After being moved forward by the GMCA earlier this year, the new body would, if created, oversee the creation of a new campus within the £70m plan for a new sports town as well as a new science, health, and innovation campus. Other projects include improving Tommyfields Park, ‘a more vibrant town centre and evening economy’, and the Northern Roots urban farm.

Developer Muse also want to deliver 2,000 new homes in the town centre across six sites including the former Oldham Civic Centre, Oldham Mumps, and the former Magistrates Court.

The area covered by the MDC would include Oldham Town Centre, Alexandra Park, Oldham Edge, the Royal Oldham Hospital, Oldham Athletic football club, as well as areas like West Hulme, Long Sight, and Park Bridge.

On a page promoting the consultation and posted by the GMCA, the authority said the plans ‘would amplify the profile of Oldham both regionally and nationally to attract future investment, demand and growth’

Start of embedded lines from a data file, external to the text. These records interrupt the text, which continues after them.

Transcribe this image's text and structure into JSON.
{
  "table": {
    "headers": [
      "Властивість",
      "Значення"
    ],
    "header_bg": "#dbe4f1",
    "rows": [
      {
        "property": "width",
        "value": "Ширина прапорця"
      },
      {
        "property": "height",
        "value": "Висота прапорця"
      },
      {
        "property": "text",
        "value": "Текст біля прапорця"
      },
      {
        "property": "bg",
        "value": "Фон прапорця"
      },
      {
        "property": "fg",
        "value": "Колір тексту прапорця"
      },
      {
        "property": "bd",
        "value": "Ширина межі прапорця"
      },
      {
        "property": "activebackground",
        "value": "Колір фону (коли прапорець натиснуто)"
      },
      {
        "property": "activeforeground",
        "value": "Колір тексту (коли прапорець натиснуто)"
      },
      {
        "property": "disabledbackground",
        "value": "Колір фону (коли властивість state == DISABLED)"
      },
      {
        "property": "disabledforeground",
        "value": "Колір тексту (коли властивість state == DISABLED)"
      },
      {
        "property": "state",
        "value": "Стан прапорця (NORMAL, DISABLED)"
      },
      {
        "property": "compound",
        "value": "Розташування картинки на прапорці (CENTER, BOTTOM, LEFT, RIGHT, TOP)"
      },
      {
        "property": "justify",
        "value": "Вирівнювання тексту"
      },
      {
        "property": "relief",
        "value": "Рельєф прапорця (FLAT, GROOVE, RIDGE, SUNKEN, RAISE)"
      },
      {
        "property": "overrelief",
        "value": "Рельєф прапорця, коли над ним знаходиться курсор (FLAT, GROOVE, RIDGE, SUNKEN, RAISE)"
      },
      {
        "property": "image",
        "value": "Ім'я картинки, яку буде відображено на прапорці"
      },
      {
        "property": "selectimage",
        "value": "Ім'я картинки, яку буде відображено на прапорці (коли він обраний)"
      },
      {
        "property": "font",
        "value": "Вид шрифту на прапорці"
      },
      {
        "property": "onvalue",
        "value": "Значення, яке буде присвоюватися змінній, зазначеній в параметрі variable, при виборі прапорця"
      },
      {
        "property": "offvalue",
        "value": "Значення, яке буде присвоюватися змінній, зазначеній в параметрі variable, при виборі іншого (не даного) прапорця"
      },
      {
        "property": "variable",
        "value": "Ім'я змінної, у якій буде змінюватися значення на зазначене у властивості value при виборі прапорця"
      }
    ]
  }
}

The GMCA added: “The proposed area within Oldham presents a remarkable opportunity to create one of Greater Manchester’s most significant investment and regeneration initiatives. This transformative project would dramatically enhance economic performance and quality of life for the local area.”

Back in March, former council leader Coun Arooj Shah said: “This would give us a stronger way to bring investment together, coordinate development, and turbocharge change at the pace and scale our borough needs. But most importantly, it is about what this could mean for everyday lives.

“Using sport, health, wellbeing and education as the driving forces for regeneration means creating real pathways into work, better health outcomes, and stronger communities. It means creating places where young people can build a future, where families can thrive, and where businesses can grow.”

However Labour following losses in the recent local elections have now stepped back from leading the council and no party represents a third of elected members. This has meant the local authority has had to delay choosing a Mayor until June 15 because of a stalemate that could drag on and any leader will be difficult.

This uncertainty could put any future plans at risk. Liberal Democrat Coun Garth Harkness has criticised the MDC as being a way to put ‘all the collapsed Labour administration’s proposed developments in and around Oldham town centre under a single banner’. 

He added: “You can’t just put existing plans in front of people and try and get them pushed through. Development needs to happen with communities, not to them.”

However previously in an interview with the LDRS, Coun Shah said she would be ‘absolutely devastated if anyone tried to unravel the plans for Eton Star [Academy] or the Muse development’ and warned future leaders against taking action ‘for political point scoring over creating opportunities for the people of Oldham’.